Canada's House of Commons has overwhelmingly voted to declare China's treatment of its Uighur minority community as a genocide.
The motion, passed with a unanimous majority (266 in favour to 0 against), was supported by all opposition parties and the governing Liberal Party.
Prime Minister Justin Trudeau and most members of his cabinet abstained from the motion.
This motion makes Canada just the second country after the United States to recognise China's actions as genocide.
Lawmakers also voted to pass an amendment asking Canada to call on the International Olympic Committee to relocate the 2022 Winter Olympics from Beijing "if the Chinese government continues this genocide".
China responded late on Tuesday, saying it condemned and rejected Canada's motion, according to a Reuters report. It quoted foreign ministry spokesman Wang Wenbin as saying that China had lodged "stern representations" with Canada.

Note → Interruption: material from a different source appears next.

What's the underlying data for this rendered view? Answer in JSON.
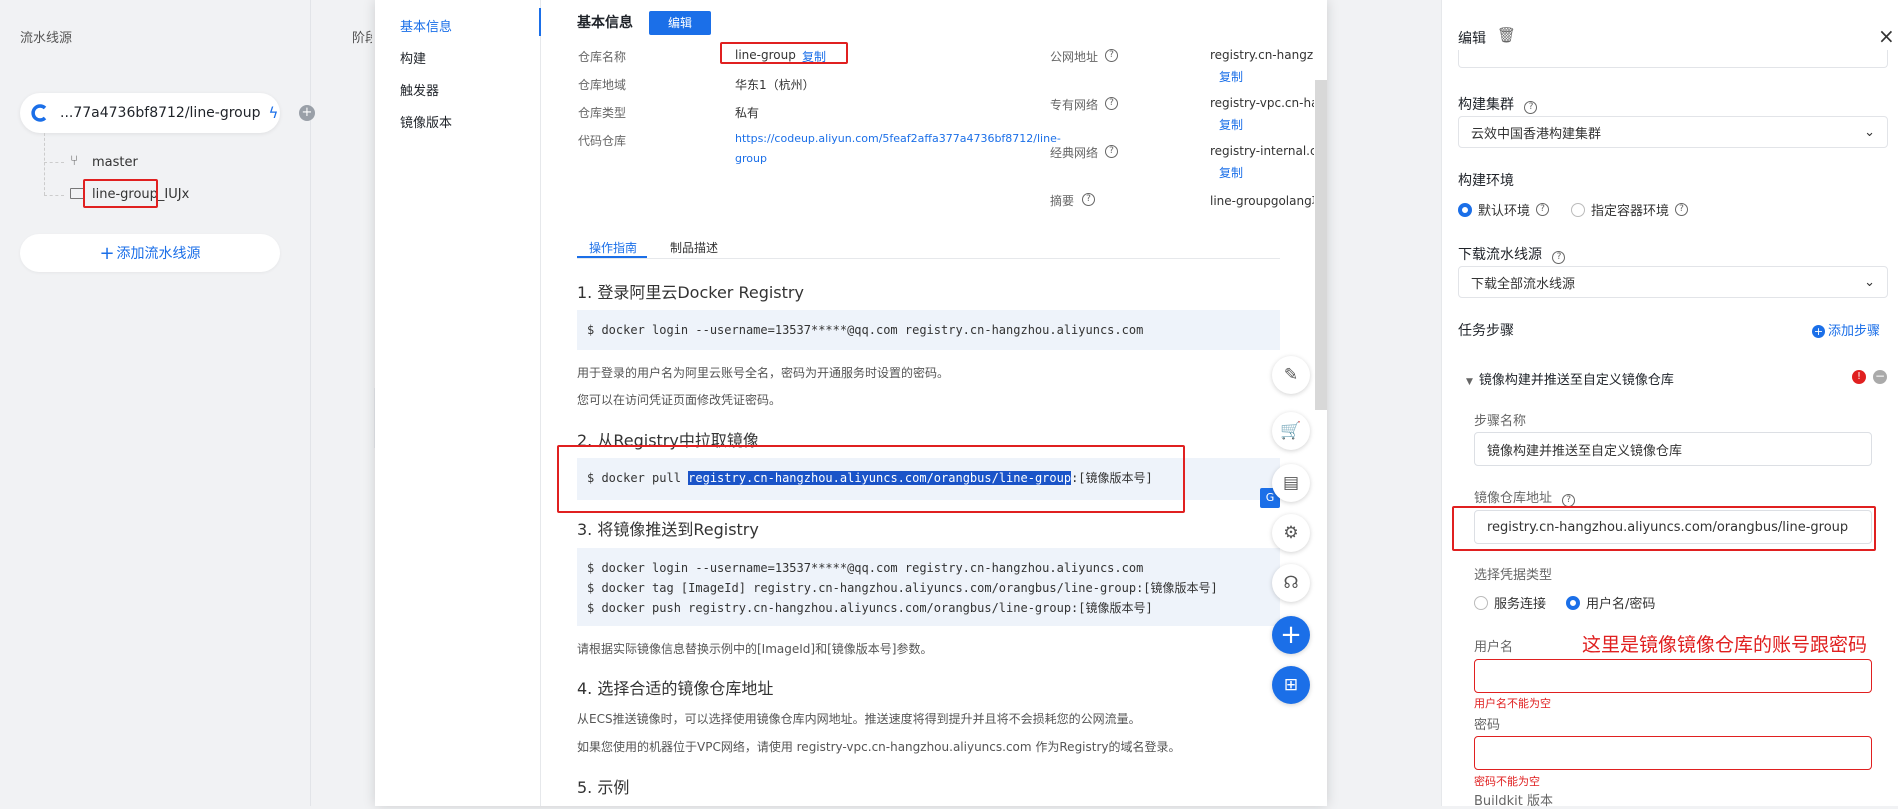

Mr Trudeau has so far been hesitant to label China's actions against the Uighur minority in Xinjiang a genocide, calling the term "extremely loaded" and saying further examination was needed before a decision could be made.
Just one member of his cabinet, Foreign Affairs Minister Marc Garneau, appeared in parliament for the vote. Speaking in the House of Commons, Mr Garneau said he had abstained "on behalf of the government of Canada".
China's ambassador to Canada Cong Peiwu had earlier told the Canadian Press that the motion was "interfering in [China's] domestic affairs".
"We firmly oppose that because it runs counter to facts," he said. "There's nothing like genocide happening in Xinjiang at all."
Both the current and former US Secretaries of State, Anthony Blinken and Mike Pompeo, have declared that China's policies against Uighur Muslims and other ethnic minorities in its western Xinjiang region constitute genocide.